L’agence facture entre 3000 et 4000 francs pour la prise en charge, l’hôtel et les accompagnants. Il faut ensuite payer une taxe en fonction de la grandeur des cornes. Un barème officiel est fixé par le canton. Une partie est payée à l’avance, le reste doit être payé sur place au garde-faune. Un animal avec un trophée d’un mètre, c’est 13’000 francs. Le centimètre supplémentaire coûte 500 francs. Beaucoup d’agences affichent des prix supérieurs pour la taxe. Pour un bouquetin similaire, c’est entre 600 et 1300 francs le centimètre additionnel.

Les gardes-faune font la vigie

Pour avoir plus d’information, nous avons demandé de manière anonyme une offre client à ces agences. Les réponses données sont surprenantes. Une agence fait mention de «tips» de 240 francs à payer aux gardes-faune. Le service de la chasse conteste, et explique que les gardes-faune n’acceptent pas les pourboires, c’est illégal.

Les agences de voyage proposent également des chasses spéciales pour tirer les bouquetins français et italiens qui s’aventurent en Suisse. «Si vous désirez un animal vraiment exceptionnel (…) Les gardes-faune se chargent de faire la vigie».

Contenu externe

Des corps de bouquetins décapités

Sur le terrain, dans au moins une zone de chasse aux trophées, des pierres à sel sont installées. Selon un ex-chasseur expérimenté, cette technique permet d’attirer les bouquetins et de les figer pendant des jours, voire des semaines au même endroit.

Peter Scheibler, chef du service en Valais, conteste toute irrégularité. L’utilisation des pierres à sel est pour la bonne santé des animaux: «c’est des compléments alimentaires indispensables pour les bouquetins». Selon lui, lors des safaris de chasse, ce n’est pas la bête avec les plus belles cornes qui est tirée, mais uniquement de vieux animaux, «dont beaucoup ne survivraient de toute manière pas à l’hiver».
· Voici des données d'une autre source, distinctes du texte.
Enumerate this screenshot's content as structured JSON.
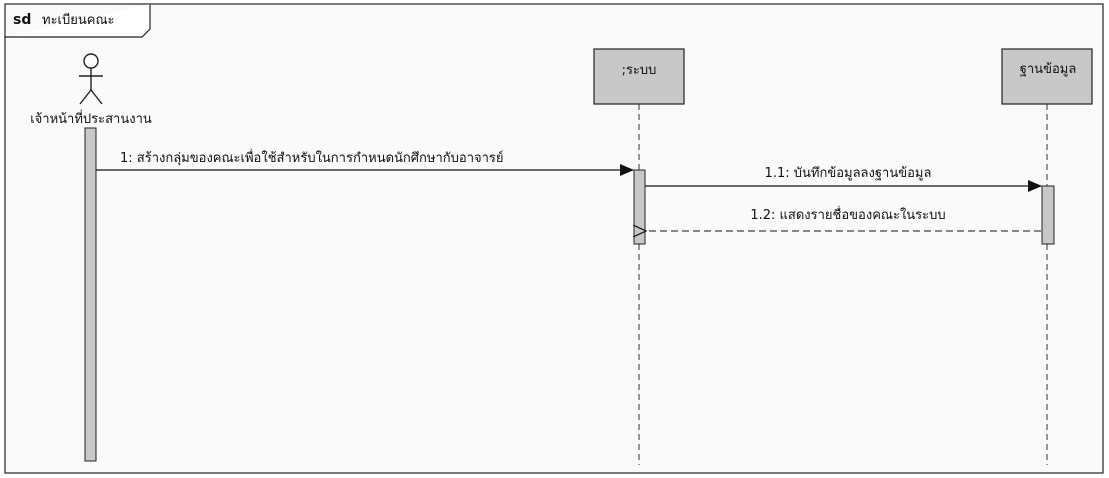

L’équilibre des troupeaux menacé

Au total, c’est 36% de l’ensemble des bouquetins de 11 ans et plus qui est tiré chaque année en Valais. Pour Jean-Michel Gaillard, directeur de recherche au CNRS à Lyon, cette proportion est très élevée. «Les bouquetins avec des longues cornes sont les plus âgés. Ces mâles puissants sont ceux qui se reproduisent, pas les jeunes. Un trop grand prélèvement et c’est tout l’équilibre des troupeaux qui est menacé.» Pour le service de la chasse, il n’y a aucun risque. La population de bouquetins se porte bien en Valais.

Un garde-faune sous enquête

Omniprésent sur les vidéos de promotion, Marc* est le garde-faune de référence pour la chasse aux trophées. Plusieurs agences de voyage le présentent comme leur intermédiaire sur le terrain. Marc n’est pas n’importe quel garde-faune, il a fait l’objet de plusieurs plaintes. Selon le journal valaisan Le Nouvelliste, il est prévenu dans une affaire de maltraitance sur animaux et de destruction de caméras d’étude de l’Université de Berne.
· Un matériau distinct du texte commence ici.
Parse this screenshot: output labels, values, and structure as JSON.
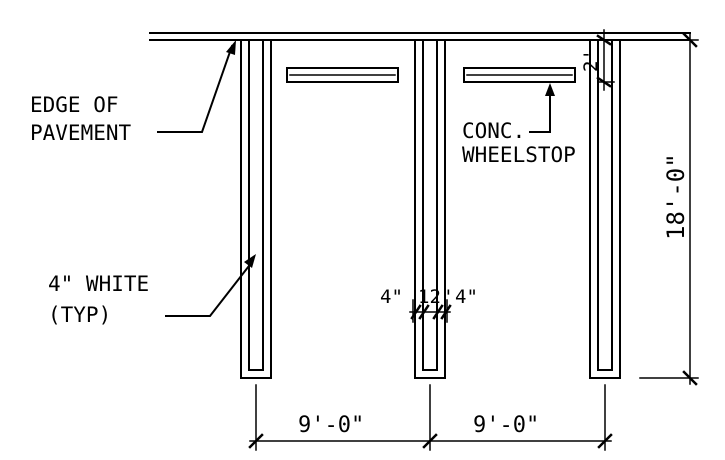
{
  "labels": {
    "edge_line1": "EDGE OF",
    "edge_line2": "PAVEMENT",
    "wheelstop_line1": "CONC.",
    "wheelstop_line2": "WHEELSTOP",
    "stripe_line1": "4\" WHITE",
    "stripe_line2": "(TYP)"
  },
  "dimensions": {
    "stall_length": "18'-0\"",
    "stop_offset": "2'",
    "stall_width_left": "9'-0\"",
    "stall_width_right": "9'-0\"",
    "stripe_left": "4\"",
    "stripe_gap": "12\"",
    "stripe_right": "4\""
  },
  "colors": {
    "line": "#000000",
    "background": "#ffffff"
  }
}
Un arrêt du tribunal fédéral mentionne également un autre dossier. Marc n’aurait pas dénoncé correctement trois tireurs. On peut lire: «La gravité résulte dans la qualité des personnes protégées (un garde-chasse auxiliaire, un policier et l’épouse d’un collègue) ainsi que le motif pour justifier l’absence de dénonciation : pour service rendu.»

Le collègue «protégé» Luc* est un autre garde-faune très présent sur les vidéos de chasse aux trophées. Son épouse a tiré un faon de cerf à la place d’un faon de chevreuil. «Contre service rendu», Marc lui aurait conseillé de ne rien dire. Il aurait fait passer l’animal comme «gibier péri». Dans des retranscriptions d’écoutes téléphonique, Marc précise vouloir récupérer l’animal et l’amener chez un boucher pour vendre la viande.

Incarcéré pendant 24 heures, le prévenu conteste cette interprétation des faits. Il précise que l’animal était en réalité déjà blessé. Les proches de Marc expliquent que ce garde-faune exemplaire est victime de jalousie et de dénonciations infondées. Aucun jugement n’a encore été rendu. Il conserve pour l’instant toute la confiance du Service de la chasse.